We’ve shown that for the \(\ell_2\) loss, the frequentist risk is the sum of two terms, called the variance and the square of the bias.

The variance, \(E_{x|\theta}\Big[\big(\delta(x) - E_{x|\theta}[\delta(x)]\big)^2\Big]\), answers the question: as the data varies, how far away will \(\delta\) be from its average value? In general, if your procedure \(\delta\) is very sensitive to variations in the data, your variance will be high.

The bias, \(E_{x|\theta}[\delta(x)] - \theta\), answers the question: how far is the average value of \(\delta\) from the true parameter \(\theta\)? In general, if your procedure \(\delta\) does a good job of capturing the complexity of predicting \(\theta\), your bias will be low.

When trying to reduce the risk (average loss), most methods try to reduce the variance and/or the bias. Many methods for estimation and prediction try to deal with the tradeoff between variance and bias: ideally we’d like both to be as small as possible, but we often need to accept a little more of one in order to make big reductions in the other.

Bayes risk#

The two risks above are obtained by taking the expectation with respect to either the data \(x\) or the parameter \(\theta\).
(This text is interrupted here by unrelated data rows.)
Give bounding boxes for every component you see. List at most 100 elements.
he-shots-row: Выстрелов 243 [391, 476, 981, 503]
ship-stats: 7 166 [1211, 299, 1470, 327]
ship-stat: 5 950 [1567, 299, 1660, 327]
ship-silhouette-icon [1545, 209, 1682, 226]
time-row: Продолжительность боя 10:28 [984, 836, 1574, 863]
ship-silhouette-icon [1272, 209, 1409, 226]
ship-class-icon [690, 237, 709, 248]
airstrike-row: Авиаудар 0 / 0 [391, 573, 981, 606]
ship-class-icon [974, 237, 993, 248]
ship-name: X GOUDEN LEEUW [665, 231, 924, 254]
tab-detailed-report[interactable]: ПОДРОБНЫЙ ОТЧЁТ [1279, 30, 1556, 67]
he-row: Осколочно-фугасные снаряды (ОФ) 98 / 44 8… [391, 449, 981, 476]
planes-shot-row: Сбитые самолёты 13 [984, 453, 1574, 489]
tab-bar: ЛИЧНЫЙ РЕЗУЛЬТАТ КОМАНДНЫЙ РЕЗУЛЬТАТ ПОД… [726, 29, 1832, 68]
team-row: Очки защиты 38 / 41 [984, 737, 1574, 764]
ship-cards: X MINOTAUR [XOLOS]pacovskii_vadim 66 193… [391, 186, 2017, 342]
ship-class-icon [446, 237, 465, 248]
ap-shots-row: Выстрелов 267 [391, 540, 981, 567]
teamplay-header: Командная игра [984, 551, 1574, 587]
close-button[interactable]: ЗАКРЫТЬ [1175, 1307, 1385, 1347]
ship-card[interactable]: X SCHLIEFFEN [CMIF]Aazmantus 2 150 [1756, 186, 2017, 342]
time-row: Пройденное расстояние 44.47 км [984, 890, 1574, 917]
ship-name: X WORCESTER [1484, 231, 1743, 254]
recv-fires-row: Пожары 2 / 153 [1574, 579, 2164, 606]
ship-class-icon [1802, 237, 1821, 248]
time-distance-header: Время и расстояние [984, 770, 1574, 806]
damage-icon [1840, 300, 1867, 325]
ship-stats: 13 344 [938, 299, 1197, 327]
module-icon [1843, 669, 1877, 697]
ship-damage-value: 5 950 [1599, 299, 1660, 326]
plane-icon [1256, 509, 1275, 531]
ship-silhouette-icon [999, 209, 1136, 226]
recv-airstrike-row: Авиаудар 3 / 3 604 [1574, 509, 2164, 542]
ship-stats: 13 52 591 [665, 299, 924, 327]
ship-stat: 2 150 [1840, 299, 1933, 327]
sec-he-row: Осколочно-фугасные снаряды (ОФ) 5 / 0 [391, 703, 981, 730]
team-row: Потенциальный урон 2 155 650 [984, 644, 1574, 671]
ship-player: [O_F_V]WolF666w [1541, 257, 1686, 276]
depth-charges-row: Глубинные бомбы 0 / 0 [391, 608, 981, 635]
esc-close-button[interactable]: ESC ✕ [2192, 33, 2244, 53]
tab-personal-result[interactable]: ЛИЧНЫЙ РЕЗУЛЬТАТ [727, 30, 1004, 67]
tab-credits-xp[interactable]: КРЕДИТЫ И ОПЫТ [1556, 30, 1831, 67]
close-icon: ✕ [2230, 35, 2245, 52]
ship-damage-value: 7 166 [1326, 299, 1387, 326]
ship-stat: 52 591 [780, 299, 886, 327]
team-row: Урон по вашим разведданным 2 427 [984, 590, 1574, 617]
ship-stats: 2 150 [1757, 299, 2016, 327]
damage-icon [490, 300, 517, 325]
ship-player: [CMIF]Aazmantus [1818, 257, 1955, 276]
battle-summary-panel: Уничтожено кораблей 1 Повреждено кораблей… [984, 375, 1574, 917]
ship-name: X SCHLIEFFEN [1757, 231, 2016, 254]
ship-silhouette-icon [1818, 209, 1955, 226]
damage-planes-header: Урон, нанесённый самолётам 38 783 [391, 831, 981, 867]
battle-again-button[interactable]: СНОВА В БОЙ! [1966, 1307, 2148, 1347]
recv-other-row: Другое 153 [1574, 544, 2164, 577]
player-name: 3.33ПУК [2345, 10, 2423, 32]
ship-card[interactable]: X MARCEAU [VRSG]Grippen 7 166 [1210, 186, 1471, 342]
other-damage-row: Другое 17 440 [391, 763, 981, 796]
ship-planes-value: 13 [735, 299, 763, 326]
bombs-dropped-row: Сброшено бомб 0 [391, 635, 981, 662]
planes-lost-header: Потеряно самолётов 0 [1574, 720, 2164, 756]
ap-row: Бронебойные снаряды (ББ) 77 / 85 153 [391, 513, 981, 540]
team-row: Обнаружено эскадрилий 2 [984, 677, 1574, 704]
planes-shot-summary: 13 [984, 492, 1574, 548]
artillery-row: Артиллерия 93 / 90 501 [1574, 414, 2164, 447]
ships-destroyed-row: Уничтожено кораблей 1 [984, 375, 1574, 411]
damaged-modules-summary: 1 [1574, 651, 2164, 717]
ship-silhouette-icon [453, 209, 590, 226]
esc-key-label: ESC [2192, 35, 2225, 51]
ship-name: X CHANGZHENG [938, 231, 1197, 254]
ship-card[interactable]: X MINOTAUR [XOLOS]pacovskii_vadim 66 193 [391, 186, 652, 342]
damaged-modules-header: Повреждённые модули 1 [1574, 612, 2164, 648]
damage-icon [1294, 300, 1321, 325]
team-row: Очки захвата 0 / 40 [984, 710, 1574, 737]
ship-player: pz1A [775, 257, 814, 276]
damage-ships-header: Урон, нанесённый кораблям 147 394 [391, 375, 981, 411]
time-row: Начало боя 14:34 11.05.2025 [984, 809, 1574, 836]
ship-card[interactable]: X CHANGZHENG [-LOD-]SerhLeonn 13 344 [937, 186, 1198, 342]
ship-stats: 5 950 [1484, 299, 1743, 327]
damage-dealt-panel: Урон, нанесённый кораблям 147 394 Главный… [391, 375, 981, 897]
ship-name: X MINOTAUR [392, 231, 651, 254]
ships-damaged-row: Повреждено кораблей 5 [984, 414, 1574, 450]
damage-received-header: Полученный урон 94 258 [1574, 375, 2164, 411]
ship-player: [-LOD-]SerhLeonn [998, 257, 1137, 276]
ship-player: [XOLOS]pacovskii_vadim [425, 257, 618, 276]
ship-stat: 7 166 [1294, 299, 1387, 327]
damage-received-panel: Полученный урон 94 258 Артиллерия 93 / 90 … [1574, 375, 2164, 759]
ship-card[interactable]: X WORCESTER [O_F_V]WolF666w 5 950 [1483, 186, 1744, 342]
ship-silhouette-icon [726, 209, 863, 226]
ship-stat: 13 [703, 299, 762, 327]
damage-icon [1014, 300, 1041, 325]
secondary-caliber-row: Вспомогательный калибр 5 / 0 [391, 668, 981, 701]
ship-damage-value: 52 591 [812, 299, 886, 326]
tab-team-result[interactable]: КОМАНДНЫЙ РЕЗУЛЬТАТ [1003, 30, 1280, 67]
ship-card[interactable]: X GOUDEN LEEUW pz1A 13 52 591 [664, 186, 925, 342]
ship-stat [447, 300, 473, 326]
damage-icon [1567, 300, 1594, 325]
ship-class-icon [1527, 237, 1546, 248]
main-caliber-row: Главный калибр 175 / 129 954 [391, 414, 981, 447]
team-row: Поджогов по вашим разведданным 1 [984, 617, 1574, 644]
What if we take the expectation with respect to both? The Bayes risk is exactly that:

\[\begin{split} \begin{align*} R(\delta) &= E_{x, \theta} [\ell(\delta(x), \theta)] \\ &= E_\theta [R(\theta)] \\ &= E_x [R(x)] \end{align*} \end{split}\]

where the last two inequalities follow from Fubini’s theorem (i.e., that we can do the integrals for the expectations in either order and get the same result). The Bayes risk is a single number that summarizes the procedure \(\delta\). The name is somewhat misleading: it isn’t really Bayesian or frequentist.